Из лифта выползает и пугающе-зловеще приветствует меня старуха с третьего этажа. В ответ я приторно раскланиваюсь, твердя про себя неожиданно всплывшую цитату из "Улисса" Джойса:
– "Старая, запавшая седая п…а!"
Сам такой же. Вернулся. Вот он, ХЛЕБ ВЕЧНЫЙ. Перед ним даже вживлённое чёрное тушуется и тускнеет. Так я хожу за ним, как и эти девочки, как Танюшка, как эта старуха. Вот она, старость.
Активисты.
Они хотят меня отправить на летние каникулы в студотряд, чего-то там строить. А у меня на малой родине мама ждёт, чтобы я скорее приехал и подзаработал хоть что-нибудь на дальнейшую учёбу и пропитание, заготовил на зиму дрова, сделал кое-какой ремонт. Кроме того, у меня на родине любимая.
В конце последней лекции на кафедру вышел староста и попросил первокурсников задержаться – заслушать обращение, как он выразился, активистов студенческого движения. Тотчас же вместо него трибуну привычно оседлал маленький, косоротый, вертлявый, настоящий гадёныш. Чуть позади его оказался похожий, стоящий в очередь на трибуну, тоже дергающийся, второй активист. Первый лучезарно представил себя и приятеля уменьшительными именами и сразу же открыл свою трещётку. Невозможно было понять, о чём он толкует, хотя словами он сыпал ловко и слитно. Я ничего не понимал: кто он такой? какого такого студенческого движения? чего от меня хочет? Поспрашивал соседей, выяснил, что эти (с кафедры уже трещал другой активист) шустряки призывают всех без исключения дать согласие ехать на какую-то стройку студотрядом. Я забрал свой чемоданчик и ушёл, не ожидая конца собрания.

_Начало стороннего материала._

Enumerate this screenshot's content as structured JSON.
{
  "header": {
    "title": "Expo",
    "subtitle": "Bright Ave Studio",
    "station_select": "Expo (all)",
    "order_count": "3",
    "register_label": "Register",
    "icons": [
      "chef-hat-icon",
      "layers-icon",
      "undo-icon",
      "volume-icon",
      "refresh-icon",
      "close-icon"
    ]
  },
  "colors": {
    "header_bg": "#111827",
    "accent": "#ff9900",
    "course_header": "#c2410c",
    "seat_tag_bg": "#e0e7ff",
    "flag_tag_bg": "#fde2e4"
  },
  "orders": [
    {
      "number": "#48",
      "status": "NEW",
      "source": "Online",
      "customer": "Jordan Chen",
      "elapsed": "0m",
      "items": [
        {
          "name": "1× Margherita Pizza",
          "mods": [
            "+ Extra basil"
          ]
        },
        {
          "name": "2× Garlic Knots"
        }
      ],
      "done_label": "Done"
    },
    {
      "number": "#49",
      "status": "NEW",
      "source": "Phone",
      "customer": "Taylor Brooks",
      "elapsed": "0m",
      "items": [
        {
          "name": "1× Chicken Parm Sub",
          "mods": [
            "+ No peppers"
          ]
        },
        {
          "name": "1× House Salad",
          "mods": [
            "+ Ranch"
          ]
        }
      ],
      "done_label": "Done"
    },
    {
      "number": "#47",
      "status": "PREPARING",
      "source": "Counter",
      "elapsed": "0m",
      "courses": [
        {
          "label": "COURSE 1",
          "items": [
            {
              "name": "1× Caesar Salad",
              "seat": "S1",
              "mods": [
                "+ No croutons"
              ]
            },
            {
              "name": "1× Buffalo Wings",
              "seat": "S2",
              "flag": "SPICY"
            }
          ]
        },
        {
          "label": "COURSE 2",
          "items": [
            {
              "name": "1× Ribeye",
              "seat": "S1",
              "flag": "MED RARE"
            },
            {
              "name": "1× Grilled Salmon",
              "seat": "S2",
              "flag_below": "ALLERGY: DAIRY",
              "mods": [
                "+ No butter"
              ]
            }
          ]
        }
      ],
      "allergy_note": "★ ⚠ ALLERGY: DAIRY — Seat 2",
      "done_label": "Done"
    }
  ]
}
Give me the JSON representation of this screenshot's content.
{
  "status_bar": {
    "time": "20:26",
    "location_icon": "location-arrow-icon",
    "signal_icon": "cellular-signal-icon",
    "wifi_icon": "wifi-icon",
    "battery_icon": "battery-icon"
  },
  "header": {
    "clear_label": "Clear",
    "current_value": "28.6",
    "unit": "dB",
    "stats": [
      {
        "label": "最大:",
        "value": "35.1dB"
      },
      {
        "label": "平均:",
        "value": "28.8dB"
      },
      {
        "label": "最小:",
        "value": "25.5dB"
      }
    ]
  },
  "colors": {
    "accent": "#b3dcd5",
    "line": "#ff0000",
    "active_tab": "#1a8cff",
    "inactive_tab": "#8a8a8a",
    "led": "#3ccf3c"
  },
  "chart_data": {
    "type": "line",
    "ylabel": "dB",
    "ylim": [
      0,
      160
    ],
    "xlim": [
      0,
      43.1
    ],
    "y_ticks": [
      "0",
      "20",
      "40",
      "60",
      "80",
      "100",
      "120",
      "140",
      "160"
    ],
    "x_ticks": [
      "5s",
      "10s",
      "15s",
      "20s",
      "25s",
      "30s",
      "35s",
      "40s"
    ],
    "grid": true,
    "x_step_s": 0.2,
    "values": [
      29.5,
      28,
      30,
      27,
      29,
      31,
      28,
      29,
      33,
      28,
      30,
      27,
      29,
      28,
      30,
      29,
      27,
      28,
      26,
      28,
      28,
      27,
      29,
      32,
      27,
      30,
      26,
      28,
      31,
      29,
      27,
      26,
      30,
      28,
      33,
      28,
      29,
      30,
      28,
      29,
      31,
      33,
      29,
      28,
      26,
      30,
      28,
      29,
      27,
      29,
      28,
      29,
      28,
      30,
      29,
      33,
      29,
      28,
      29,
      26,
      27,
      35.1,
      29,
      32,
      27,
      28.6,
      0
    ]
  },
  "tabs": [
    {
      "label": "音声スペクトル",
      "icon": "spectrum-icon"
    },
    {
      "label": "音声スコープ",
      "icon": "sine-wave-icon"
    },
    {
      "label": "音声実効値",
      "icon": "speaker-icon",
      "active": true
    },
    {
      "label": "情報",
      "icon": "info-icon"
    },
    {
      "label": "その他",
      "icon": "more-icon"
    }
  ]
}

В этот же вечер в общежитии другие активисты мне устроили допрос. Допрашивали староста и комсорг группы, комсорг курса и кто-то из студсовета. Никто не спросил меня, почему я отказываюсь ехать на стройку; каждый на свой лад задавал один и тот же вопрос: зачем было так демонстративно уходить? Почему нельзя было подождать конца собрания, уйти вместе со всеми?